Education funding would get a boost from ballot initiative

Grassroots support of Initiative 25 growing locally

A chance to stop the bleeding of revenue from the state’s schools is mobilizing a group in the Gunnison Valley to join a statewide effort to push a ballot initiative in November that would raise some state taxes and revenue, dedicated solely to the state’s schools.
“The problem is, there’s no end [to the education funding problem] in sight,” says Kristi Hargrove, a local education advocate who is helping lead an effort to put Initiative 25 on the state’s November ballot. “This proposal isn’t a permanent fix, it’s a five-year Band-Aid.”
Colorado Initiative 25, originally championed by state Senator Rollie Heath, would simply turn back the clock on taxes to 1999, when the corporate and personal income tax rate was 5 percent and state sales tax rate was 3 percent. Today the taxes yield 4.63 percent and 2.9 percent, respectively.

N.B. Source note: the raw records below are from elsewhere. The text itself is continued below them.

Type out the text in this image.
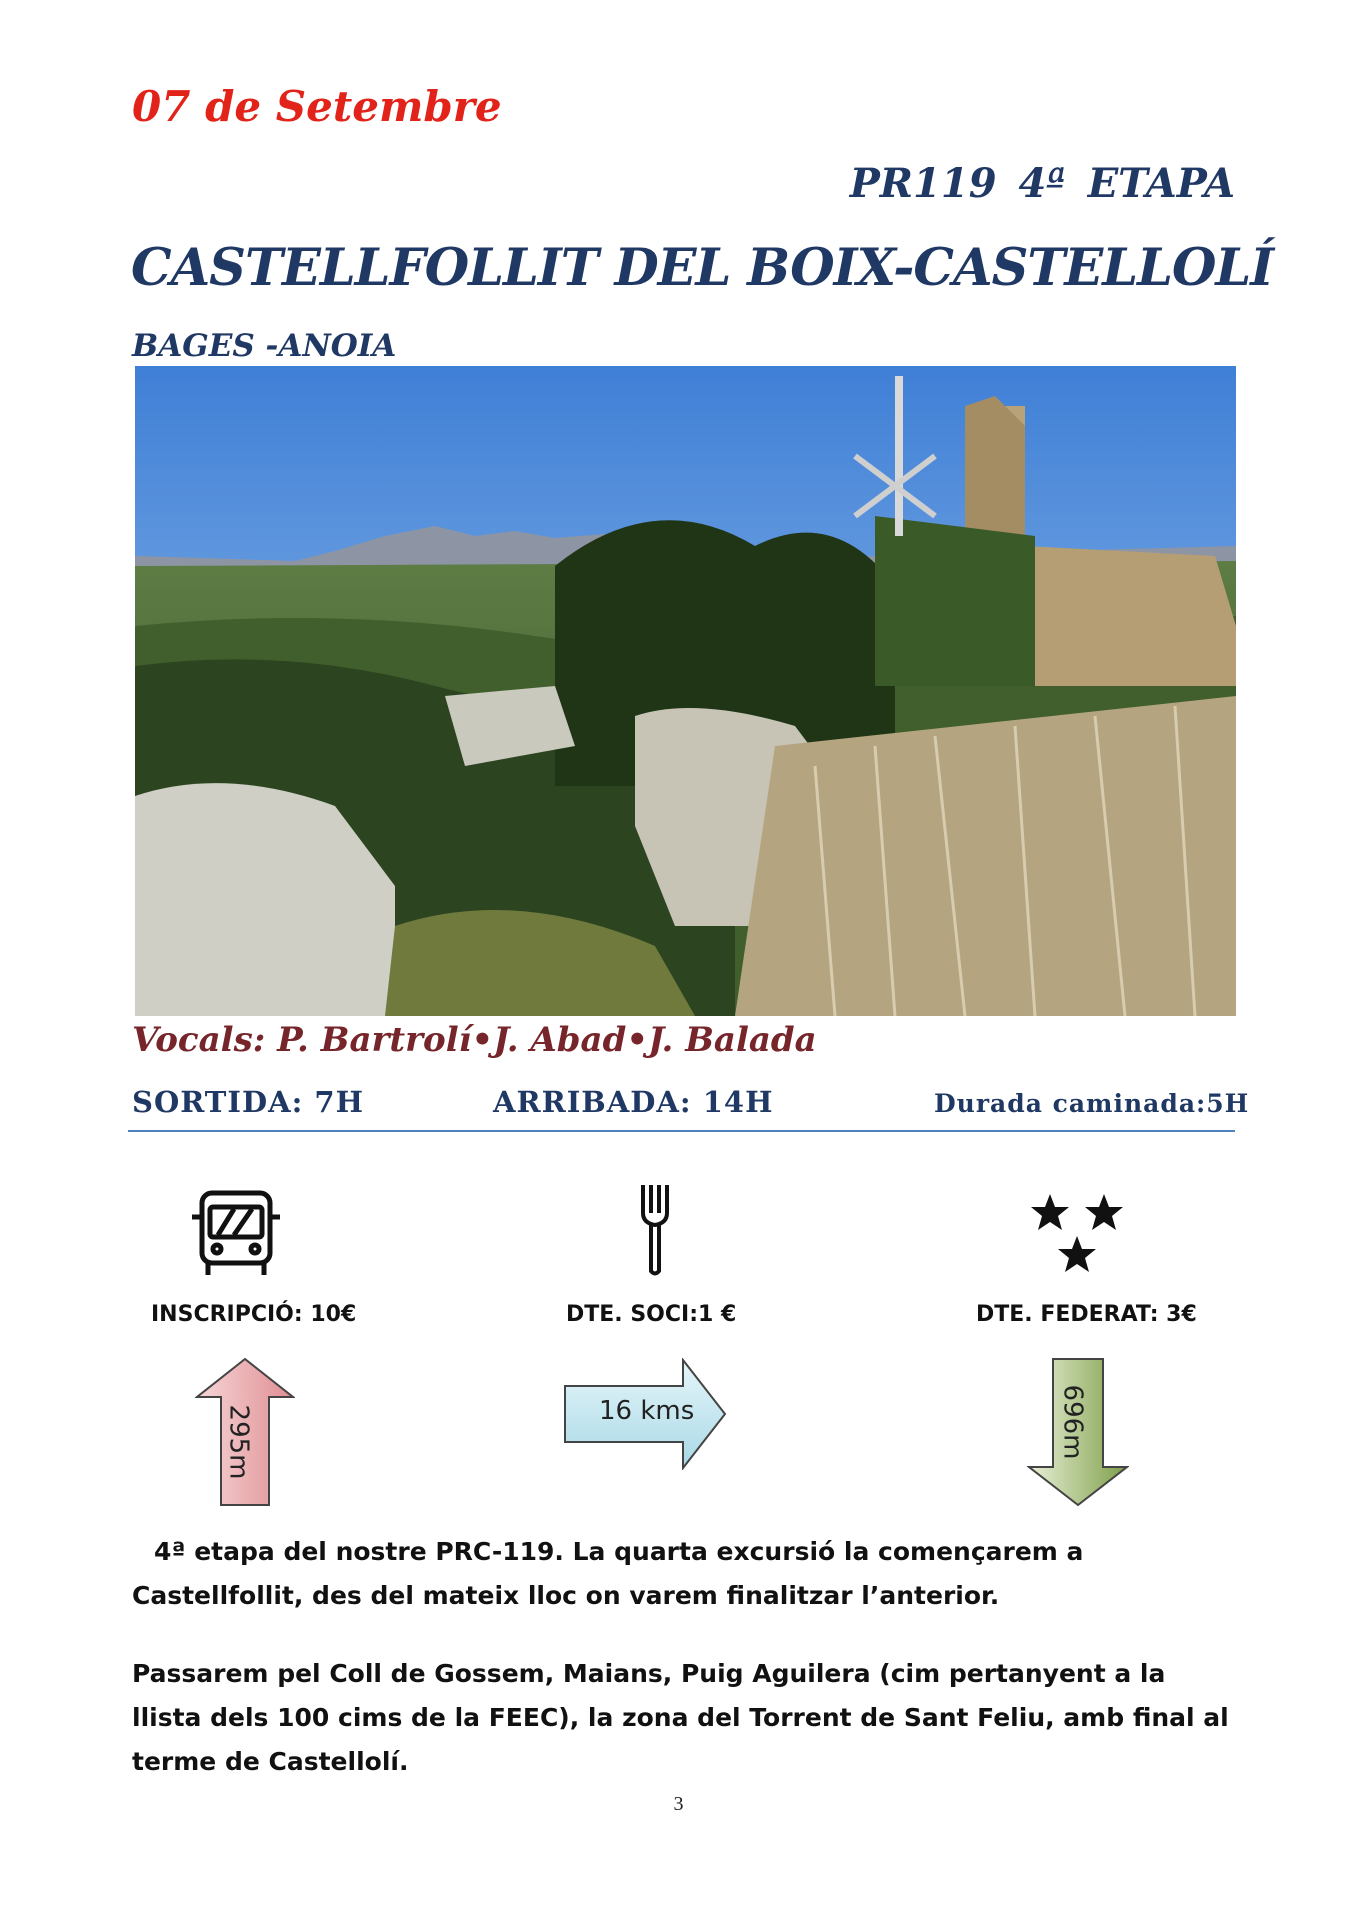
07 de Setembre
PR119 4ª ETAPA
CASTELLFOLLIT DEL BOIX-CASTELLOLÍ
BAGES -ANOIA
Vocals: P. Bartrolí•J. Abad•J. Balada
SORTIDA: 7H	ARRIBADA: 14H	Durada caminada:5H
INSCRIPCIÓ: 10€	DTE. SOCI:1 €	DTE. FEDERAT: 3€
295m	16 kms	696m
4ª etapa del nostre PRC-119. La quarta excursió la començarem a Castellfollit, des del mateix lloc on varem finalitzar l’anterior.
Passarem pel Coll de Gossem, Maians, Puig Aguilera (cim pertanyent a la llista dels 100 cims de la FEEC), la zona del Torrent de Sant Feliu, amb final al terme de Castellolí.
3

But while the tax increases might seem modest, the payout is not, with anticipated revenues of about $532 million per year going to prevent more cuts to public education, from preschools to universities, Hargrove says. If voters adopt the proposal, the tax rate would go up starting in January 2012 and would expire five years later.
If the state’s economy recovers before the five-year term of the proposal expires, the money would still go to education, according to the group Great Education Colorado, which has signed on in support of Heath’s proposal.
The money would also backfill funding that was cut during the past three years.
In that time, as fixed costs like insurance and utilities have risen consistently, Gunnison RE1J school district superintendent Jon Nelson says the per pupil funding has dropped by more than 16 percent. Next year’s funding bill will cut another $332 million from schools statewide and more than $640,000 from the local district.
Hargrove, who is involved in the local and state Parent Teacher Associations, points to the possibility of a more permanent fix down the road and says, “I had hoped for a broader initiative, but that’s going to take a couple of years… Right now there are major structural problems in Colorado and it’s going to take a major fix to bring funding consistently up to where it needs to be. The Band-Aid will do little more at this point than stem the cuts.”
Already the cuts have cost the RE1J school district a dozen teaching positions (most to positions that were retirees and resigned and were not replaced), a large portion of the district’s alternative program, most field trips and the realignment of some major departments.
Finding an immediate way to stop the losses, if temporarily, is better than doing nothing, Hargrove says, so she and group of volunteers are trying to collect 1,700 signatures for the petition to get the initiative on the ballot, or about one vote for every student in the district. “We hope to blow through that, though,” Hargrove says.
“We’re seeing a lot of support for it,” she adds. After an early push to collect signatures to gauge support for the proposal May 28, the group was able to turn in more than 300 signatures by June 4. To get on the ballot, the initiative will need the valid signatures of 85,000 registered voters.
Extensive polling early in the year made it clear that nobody wants education cut. “But when you start trying to find a solution for how to solve it, the [poll] numbers change dramatically,” Hargrove says. “People want it but they don’t want to pay for it.
“The problem is, you get what you pay for or you don’t get what you don’t pay for and we as a society need to make those decisions.”
In the weeks ahead, the effort will pick up pace as the group hurries to meet a July 20 deadline. “We’re getting on the stick here pretty quick,” Hargrove says. “We’re doing a grassroots online petition process that is new and has never been done before.”
The form is a pdf that can be downloaded only once and has an identification number to help ensure that the forms are original. People can sign petitions at the Red Lady Realty office with Maggie Dethloff in Crested Butte or at Hargrove Construction in Riverland, or look for petitions popping up outside the post office.